Selon le site spécialisé 9TO5mac, Apple avait sollicité une autorisation de l’administration Trump pour acquérir des puces mémoire auprès de deux entreprises chinoises : CXMT et YMTC. Ce projet a suscité une opposition transpartisane au Sénat américain. YMTC figure sur la liste des entités soumises à des restrictions de l’administration commerciale américaine. Le Pentagone a, quant à lui, désigné YMTC et CXMT comme des entreprises militaires chinoises, en raison de liens présumés avec l’armée populaire de libération.
Cette classification soulève deux enjeux majeurs : d’une part, les inquiétudes concernant un avantage concurrentiel déloyal accordé à des entreprises chinoises soutenues par l’État ; d’autre part, la contrainte technique liée à la conception spécifique des composants utilisés par Apple. Si la société personnalise de nombreux éléments de ses iPhone, son directeur des opérations, Sabih Khan, a reconnu que « les options de personnalisation sont limitées » en matière de mémoire, ouvrant la voie à l’usage de puces standard fabriquées en Chine.
Toutefois, toute demande de personnalisation impliquerait pour Apple de partager des données techniques sensibles avec CXMT ou YMTC. Or, cette transmission est actuellement interdite par les réglementations américaines sur le contrôle des exportations et nécessiterait une licence expresse du Département du Commerce.

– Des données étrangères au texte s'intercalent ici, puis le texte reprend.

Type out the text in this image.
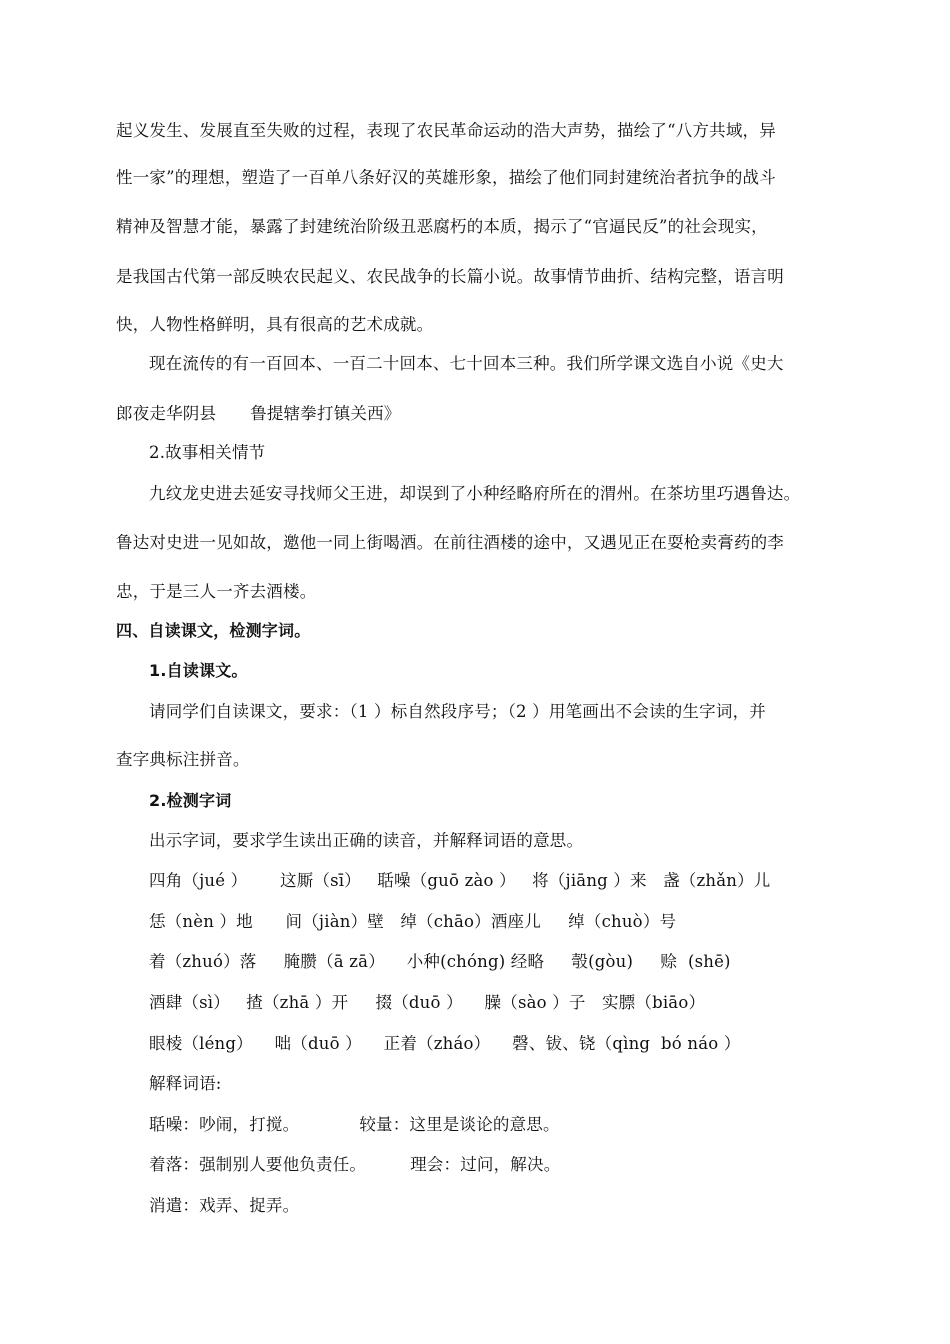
起义发生、发展直至失败的过程，表现了农民革命运动的浩大声势，描绘了“八方共域，异
性一家”的理想，塑造了一百单八条好汉的英雄形象，描绘了他们同封建统治者抗争的战斗
精神及智慧才能，暴露了封建统治阶级丑恶腐朽的本质，揭示了“官逼民反”的社会现实，
是我国古代第一部反映农民起义、农民战争的长篇小说。故事情节曲折、结构完整，语言明
快，人物性格鲜明，具有很高的艺术成就。
现在流传的有一百回本、一百二十回本、七十回本三种。我们所学课文选自小说《史大
郎夜走华阴县 鲁提辖拳打镇关西》
2.故事相关情节
九纹龙史进去延安寻找师父王进，却误到了小种经略府所在的渭州。在茶坊里巧遇鲁达。
鲁达对史进一见如故，邀他一同上街喝酒。在前往酒楼的途中，又遇见正在耍枪卖膏药的李
忠，于是三人一齐去酒楼。
四、自读课文，检测字词。
1.自读课文。
请同学们自读课文，要求：（1 ）标自然段序号；（2 ）用笔画出不会读的生字词，并
查字典标注拼音。
2.检测字词
出示字词，要求学生读出正确的读音，并解释词语的意思。
四角（jué ）      这厮（sī）   聒噪（guō zào ）   将（jiāng ）来   盏（zhǎn）儿
恁（nèn ）地      间（jiàn）壁   绰（chāo）酒座儿     绰（chuò）号
着（zhuó）落     腌臜（ā zā）    小种(chóng) 经略     彀(gòu)     赊  (shē)
酒肆（sì）   揸（zhā ）开     掇（duō ）    臊（sào ）子   实膘（biāo）
眼棱（léng）    咄（duō ）    正着（zháo）    磬、钹、铙（qìng  bó náo ）
解释词语:
聒噪：吵闹，打搅。	较量：这里是谈论的意思。
着落：强制别人要他负责任。	理会：过问，解决。
消遣：戏弄、捉弄。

Apple n’a pas caché sa volonté d’élargir son éventail de fournisseurs de mémoire. Tim Cook a déclaré que les États-Unis devaient « examiner toutes les sources d’approvisionnement », tandis que des rapports indiquent que la société a discuté directement de cette question avec l’administration Trump. Lors de sa dernière conférence financière, Cook a précisé qu’Apple « étudiait toutes les options » disponibles.
Des informations font état de tests effectués par Apple sur des puces mémoire de CXMT, ainsi que d’une évaluation active d’un partenariat potentiel avec YMTC. Ces démarches ont conduit plusieurs sénateurs américains, issus des deux grands partis, à exhorter la firme à renoncer à tout projet d’importation de mémoire depuis ces entreprises chinoises.
Lutnick a réaffirmé la position officielle de l’administration après une visite conjointe avec Tim Cook au nouveau centre de fabrication avancée d’Apple à Houston, au Texas. Il y a déclaré : « L’administration Trump ne soutient pas cette démarche. Il existe d’autres solutions au problème de la mémoire, mais il n’est pas acceptable que des entreprises américaines de premier plan utilisent de la mémoire chinoise. »
Cette déclaration a été formulée vingt-quatre heures après que Lutnick eut accompagné Cook, le sénateur Ted Cruz et d’autres responsables fédéraux et locaux dans l’inauguration du site houstonien. Ce centre s’inscrit dans un investissement global d’Apple de 600 milliards de dollars destiné à renforcer la production locale aux États-Unis — une initiative perçue par de nombreux observateurs comme un levier stratégique pour entretenir des relations constructives avec l’administration Trump et décrocher des contrats avantageux en retour.